La violencia sexual que se practica en el Congo, cuyas cifras no tienen comparación con ningún otro conflicto en el mundo. Su uso como arma de guerra se basa en la limpieza étnica. Su origen está en 1994, en pleno genocidio ruandés. Las tropas hutus, después de asesinar a aproximadamente 600.000 tutsis y hutus moderados en la vecina Ruanda, huyeron a estas montañas congoleñas, donde la guerra siguió y se produjo un segundo genocidio, esta vez al contrario. 20 años de guerra han provocado el desmoronamiento de cualquier ética. Se viola a la mujer (a veces a las hijas) del enemigo para hacerse hijos de la etnia contraria, para debilitar su genes, para mermar su demografía, para humillarla a ella y a su pueblo.
El movimiento M23, que se rebeló por el incumplimiento de una serie de promesas del presidente congoleño Joseph Kabila, no es más que una continuación de la venganza tutsi sobre la región para combatir a los hutus, sino además un esfuerzo militar para controlar las lucrativas explotaciones de minerales de sangre (coltán casiterita, oro, uranio) y sus vías de salida hacia Ruanda, que arma y apoya a la milicia. Como denuncian cientos de informes, como el de la organización Enoght, este tráfico no provocó la guerra, pero sí ha contribuido a prolongarla. En ese contexto sin ley, con el Estado congoleño desaparecido por 20 años de guerra, la pequeña Madeleine es sólo un entretenimiento para la soldadesca de uno y otro bando, que siempre compite en infamia.
Muchos tratados de paz después, los vecinos del Congo siempre se han aprovechado de su riqueza mineral, lo que consiguen apoyando todo tipo de milicias para desestabilizar la zona y que el Gobierno congoleño no pueda nunca controlar su propio país. Así se consigue un coltán barato, sin impuestos, sin ningún control, directo a los teléfonos y tabletas de los usuarios del primer mundo.
Beatrice, otro número en la fría estadística, tiene 14 años y no encuentra a sus padres desde que los rebeldes entraron en su aldea. “Cuando volvía de la escuela fui a mi casa pero mi madre y mis hermanos ya habían huido”, recuerda. “Algunos soldados violaron a cuatro niñas. Eran mis amigas, yo vi cómo pasó. Dos de ellas murieron después de la violación”. Lilian consiguió llegar a un campo de refugiados a las afueras de Goma dónde busca a su familia y está atendida por Save the Children y otras organizaciones presentes en la zona. 600 escuelas han sido saqueadas o destruidas en lo que va de ofensiva, lo que pone en riesgo la única arma efectiva para luchar contra el conflicto a largo plazo: la educación.
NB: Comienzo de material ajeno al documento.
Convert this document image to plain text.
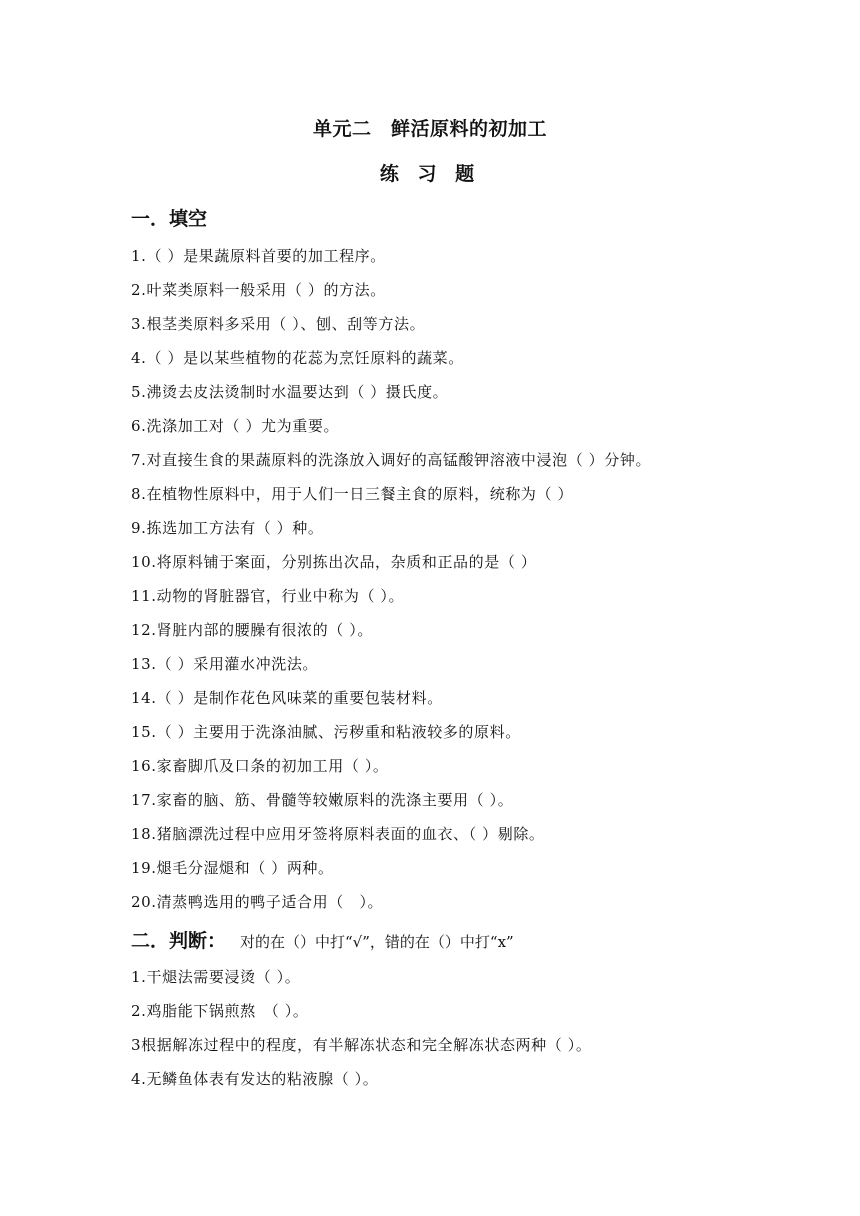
单元二　鲜活原料的初加工
练 习 题
一．填空
1.（ ）是果蔬原料首要的加工程序。
2.叶菜类原料一般采用（ ）的方法。
3.根茎类原料多采用（ ）、刨、刮等方法。
4.（ ）是以某些植物的花蕊为烹饪原料的蔬菜。
5.沸烫去皮法烫制时水温要达到（ ）摄氏度。
6.洗涤加工对（ ）尤为重要。
7.对直接生食的果蔬原料的洗涤放入调好的高锰酸钾溶液中浸泡（ ）分钟。
8.在植物性原料中，用于人们一日三餐主食的原料，统称为（ ）
9.拣选加工方法有（ ）种。
10.将原料铺于案面，分别拣出次品，杂质和正品的是（ ）
11.动物的肾脏器官，行业中称为（ ）。
12.肾脏内部的腰臊有很浓的（ ）。
13.（ ）采用灌水冲洗法。
14.（ ）是制作花色风味菜的重要包装材料。
15.（ ）主要用于洗涤油腻、污秽重和粘液较多的原料。
16.家畜脚爪及口条的初加工用（ ）。
17.家畜的脑、筋、骨髓等较嫩原料的洗涤主要用（ ）。
18.猪脑漂洗过程中应用牙签将原料表面的血衣、（ ）剔除。
19.煺毛分湿煺和（ ）两种。
20.清蒸鸭选用的鸭子适合用（　）。
二．判断： 对的在（）中打“√”，错的在（）中打“x”
1.干煺法需要浸烫（ ）。
2.鸡脂能下锅煎熬　（ ）。
3根据解冻过程中的程度，有半解冻状态和完全解冻状态两种（ ）。
4.无鳞鱼体表有发达的粘液腺（ ）。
Es lo que queda después de la guerra, cuando el foco abandona el campo de batalla en busca de lugares mejores para obtener las noticias. Si el Congo ya es un lugar olvidado, sus víctimas en la posguerra son pura niebla para la historia. Como lo es Anicet, un niño de 10 años que se separó de sus padres en un tiroteo. “Pensé que habían muerto. Conseguí sobrevivir con la comida que me dieron mis vecinos. Por suerte, me han dicho que han encontrado a mis padres y que podré reunirme con ellos”.